Official title A Phase II Trial of Pharmacogenetic-Based Dosing of Irinotecan, Oxaliplatin, and Capecitabine as First-Line Therapy for Advanced Small Bowel Adenocarcinoma
Description PRIMARY OBJECTIVE: To assess the confirmed tumor response of the combination of oxaliplatin, irinotecan (irinotecan hydrochloride), and capecitabine in patients with advanced adenocarcinoma of the small bowel when dosed according to UGT1A1 genotype. SECONDARY OBJECTIVES: 1. To assess the toxicity of this regimen in these groups of patients. 2. To gain preliminary data on whether microsatellite instability influences outcome within this arm. 3. To gain preliminary data on whether evidence of celiac disease may affect toxicity and outcome. 4. To gain preliminary data on whether site of tumor origin (duodenal, jejunal, or ileal) affects response or survival. OUTLINE: Patients are assigned to 1 of 3 treatment groups based on UGT1A1 genotype. GROUP 1 (6/6 UGT1A1 genotype): Patients receive irinotecan hydrochloride intravenously (IV) over 90 minutes and oxaliplatin IV over 2 hours on day 1 and capecitabine orally (PO) twice daily (BID) on days 2-15. GROUP 2 (6/7 UGT1A1 genotype): Patients receive irinotecan hydrochloride as in group 1. They also receive oxaliplatin and capecitabine as in group 1 but at lower doses.
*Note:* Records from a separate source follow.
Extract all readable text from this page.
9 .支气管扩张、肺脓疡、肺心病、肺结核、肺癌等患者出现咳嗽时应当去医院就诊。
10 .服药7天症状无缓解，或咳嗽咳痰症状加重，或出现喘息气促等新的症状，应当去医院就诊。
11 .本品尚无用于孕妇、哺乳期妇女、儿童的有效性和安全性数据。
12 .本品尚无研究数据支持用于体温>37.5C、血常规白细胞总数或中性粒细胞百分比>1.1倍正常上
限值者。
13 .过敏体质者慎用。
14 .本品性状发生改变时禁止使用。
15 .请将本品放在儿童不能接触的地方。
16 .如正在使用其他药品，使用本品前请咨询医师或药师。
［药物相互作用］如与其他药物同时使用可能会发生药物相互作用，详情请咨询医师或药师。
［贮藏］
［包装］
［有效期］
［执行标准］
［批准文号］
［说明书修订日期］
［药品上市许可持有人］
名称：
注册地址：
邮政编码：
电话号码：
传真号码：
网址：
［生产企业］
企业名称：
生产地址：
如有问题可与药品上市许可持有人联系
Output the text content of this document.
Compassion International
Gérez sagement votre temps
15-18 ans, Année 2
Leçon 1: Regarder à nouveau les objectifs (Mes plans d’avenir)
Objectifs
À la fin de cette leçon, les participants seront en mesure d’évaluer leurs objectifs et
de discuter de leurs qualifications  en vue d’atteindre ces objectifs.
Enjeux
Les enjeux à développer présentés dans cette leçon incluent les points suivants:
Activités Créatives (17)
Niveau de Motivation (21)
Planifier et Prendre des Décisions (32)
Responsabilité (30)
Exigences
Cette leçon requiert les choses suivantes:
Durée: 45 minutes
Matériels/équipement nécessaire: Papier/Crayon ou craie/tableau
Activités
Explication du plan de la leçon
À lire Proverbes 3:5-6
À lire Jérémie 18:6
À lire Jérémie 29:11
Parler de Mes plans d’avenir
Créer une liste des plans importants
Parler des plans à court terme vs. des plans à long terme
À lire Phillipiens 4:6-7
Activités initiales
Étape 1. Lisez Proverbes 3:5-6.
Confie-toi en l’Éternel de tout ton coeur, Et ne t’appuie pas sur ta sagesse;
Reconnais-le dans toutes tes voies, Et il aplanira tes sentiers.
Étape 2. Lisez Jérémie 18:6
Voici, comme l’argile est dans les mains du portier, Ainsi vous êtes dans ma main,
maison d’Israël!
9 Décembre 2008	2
GROUP 3 (7/7 UGT1A1 genotype): Patients receive irinotecan hydrochloride, oxaliplatin, and capecitabine as in group 1 but at lower doses. In all groups, treatment repeats every 3 weeks in the absence of disease progression or unacceptable toxicity. After the completion of study treatment, patients are followed every 6 weeks for 2 years and then periodically thereafter.
Trial information was received from ClinicalTrials.gov and was last updated in September 2015.
Information provided to ClinicalTrials.gov by Alliance for Clinical Trials in Oncology.